OTTUMWA — After three soggy days, you might think Jeff Hendred would be losing his mind.

It’s one thing to be cooped up indoors as an adult. It’s quite another to be stuck inside when you’re a child. And Hendred spends his days inside with a couple hundred children.

The relentless rains that started the week meant days of indoor recess for students at Douma Elementary School, where Hendred is principal. But students and teachers alike just rolled with the weather.

“They handled it well,” Hendred said. “Some got a little anxious.”

The system now moving out of Iowa dumped 2.12 inches of rain on Ottumwa according to the National Weather Service, though amounts did vary depending on precisely where the rain gauges were.

Kenny Podrazik of the NWS said the system was unusual.

Ottumwa’s rains came from a large low pressure system. Such storms usually track through in a day or so as they ride the jet stream across North America.

That didn’t happen this time.

There are actually two jet streams that can guide weather in the United States.

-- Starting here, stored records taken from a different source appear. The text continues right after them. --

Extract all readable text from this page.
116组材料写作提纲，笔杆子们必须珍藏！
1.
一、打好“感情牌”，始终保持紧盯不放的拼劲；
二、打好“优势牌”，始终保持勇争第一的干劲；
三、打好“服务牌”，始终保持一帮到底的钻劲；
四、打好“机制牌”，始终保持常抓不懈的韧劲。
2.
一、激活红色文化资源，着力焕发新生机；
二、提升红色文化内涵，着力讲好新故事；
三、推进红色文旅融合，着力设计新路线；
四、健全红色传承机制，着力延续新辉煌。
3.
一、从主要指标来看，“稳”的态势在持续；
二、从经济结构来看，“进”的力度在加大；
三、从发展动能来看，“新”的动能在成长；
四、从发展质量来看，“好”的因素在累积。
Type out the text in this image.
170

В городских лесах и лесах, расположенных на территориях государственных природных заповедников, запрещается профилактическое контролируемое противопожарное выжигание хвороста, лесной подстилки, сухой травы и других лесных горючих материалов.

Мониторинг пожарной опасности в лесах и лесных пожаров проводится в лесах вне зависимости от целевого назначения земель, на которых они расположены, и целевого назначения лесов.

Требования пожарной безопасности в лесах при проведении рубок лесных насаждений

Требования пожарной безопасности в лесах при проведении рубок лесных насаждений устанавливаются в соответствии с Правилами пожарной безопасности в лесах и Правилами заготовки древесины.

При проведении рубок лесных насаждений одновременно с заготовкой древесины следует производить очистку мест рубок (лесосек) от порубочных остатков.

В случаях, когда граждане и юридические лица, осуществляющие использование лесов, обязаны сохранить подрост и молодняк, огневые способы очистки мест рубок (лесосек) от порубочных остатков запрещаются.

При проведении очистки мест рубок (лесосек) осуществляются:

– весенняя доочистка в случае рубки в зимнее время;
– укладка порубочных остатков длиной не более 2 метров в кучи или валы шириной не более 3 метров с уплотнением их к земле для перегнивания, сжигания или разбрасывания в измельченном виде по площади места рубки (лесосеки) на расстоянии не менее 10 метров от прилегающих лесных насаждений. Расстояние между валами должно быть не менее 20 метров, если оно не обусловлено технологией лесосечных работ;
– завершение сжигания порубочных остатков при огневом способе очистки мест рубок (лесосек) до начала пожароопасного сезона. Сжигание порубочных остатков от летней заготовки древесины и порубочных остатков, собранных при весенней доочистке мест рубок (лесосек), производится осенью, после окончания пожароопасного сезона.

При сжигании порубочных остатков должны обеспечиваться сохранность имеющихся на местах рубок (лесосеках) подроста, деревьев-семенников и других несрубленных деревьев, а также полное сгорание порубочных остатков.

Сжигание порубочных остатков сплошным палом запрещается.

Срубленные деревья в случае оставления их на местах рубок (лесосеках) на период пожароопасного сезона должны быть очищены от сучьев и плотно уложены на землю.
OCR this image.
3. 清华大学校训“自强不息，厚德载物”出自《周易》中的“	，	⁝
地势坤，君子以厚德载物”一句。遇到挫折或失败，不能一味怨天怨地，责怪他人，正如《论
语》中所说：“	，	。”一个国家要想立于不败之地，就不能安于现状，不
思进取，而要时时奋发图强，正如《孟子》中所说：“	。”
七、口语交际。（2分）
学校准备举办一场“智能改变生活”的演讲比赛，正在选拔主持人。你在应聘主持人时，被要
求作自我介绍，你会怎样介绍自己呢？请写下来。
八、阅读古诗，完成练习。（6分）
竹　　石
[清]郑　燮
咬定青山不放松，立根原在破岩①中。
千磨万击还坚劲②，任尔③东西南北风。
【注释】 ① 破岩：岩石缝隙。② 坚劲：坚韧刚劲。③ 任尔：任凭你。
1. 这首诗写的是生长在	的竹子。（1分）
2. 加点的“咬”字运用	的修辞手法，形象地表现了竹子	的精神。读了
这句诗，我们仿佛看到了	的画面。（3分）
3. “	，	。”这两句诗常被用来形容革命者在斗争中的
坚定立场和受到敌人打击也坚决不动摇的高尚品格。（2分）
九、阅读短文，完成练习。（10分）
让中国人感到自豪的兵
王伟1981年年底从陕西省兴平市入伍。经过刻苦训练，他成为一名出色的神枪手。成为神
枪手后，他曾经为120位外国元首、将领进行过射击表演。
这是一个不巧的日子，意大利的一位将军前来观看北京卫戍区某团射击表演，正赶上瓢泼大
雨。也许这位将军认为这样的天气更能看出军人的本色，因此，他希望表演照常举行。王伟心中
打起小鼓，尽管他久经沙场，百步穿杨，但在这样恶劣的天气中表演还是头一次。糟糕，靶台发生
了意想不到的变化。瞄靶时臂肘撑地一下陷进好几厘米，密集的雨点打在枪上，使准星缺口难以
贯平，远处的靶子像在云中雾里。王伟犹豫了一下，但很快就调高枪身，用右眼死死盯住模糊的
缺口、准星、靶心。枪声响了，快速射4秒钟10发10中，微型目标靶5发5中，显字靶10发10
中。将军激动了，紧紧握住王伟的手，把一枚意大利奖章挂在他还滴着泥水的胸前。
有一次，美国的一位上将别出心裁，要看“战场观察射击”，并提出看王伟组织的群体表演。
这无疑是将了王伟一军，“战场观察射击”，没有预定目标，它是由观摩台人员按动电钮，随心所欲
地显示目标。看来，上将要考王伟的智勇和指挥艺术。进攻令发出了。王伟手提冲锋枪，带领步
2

The northern branch of the jet is farther into Canada than is normal this time of year, while the southern branch is over Mexico. The combination left this system to meander across the Midwest.

The east coast also has a strong high pressure ridge in place, something Podrazik said helped block this storm’s path out of Iowa.

“The jet stream right now is farther north, so it was cut off from the main flow of the atmosphere,” he said. “Usually when this kind of thing occurs, it goes on for several days.”

Wednesday was not sunny, but it was mostly dry. That was enough for many in and around Ottumwa. The break meant Geoff Kent and Rick Rachford could get back to restoring the façade on a building in the 200 block of East Second Street.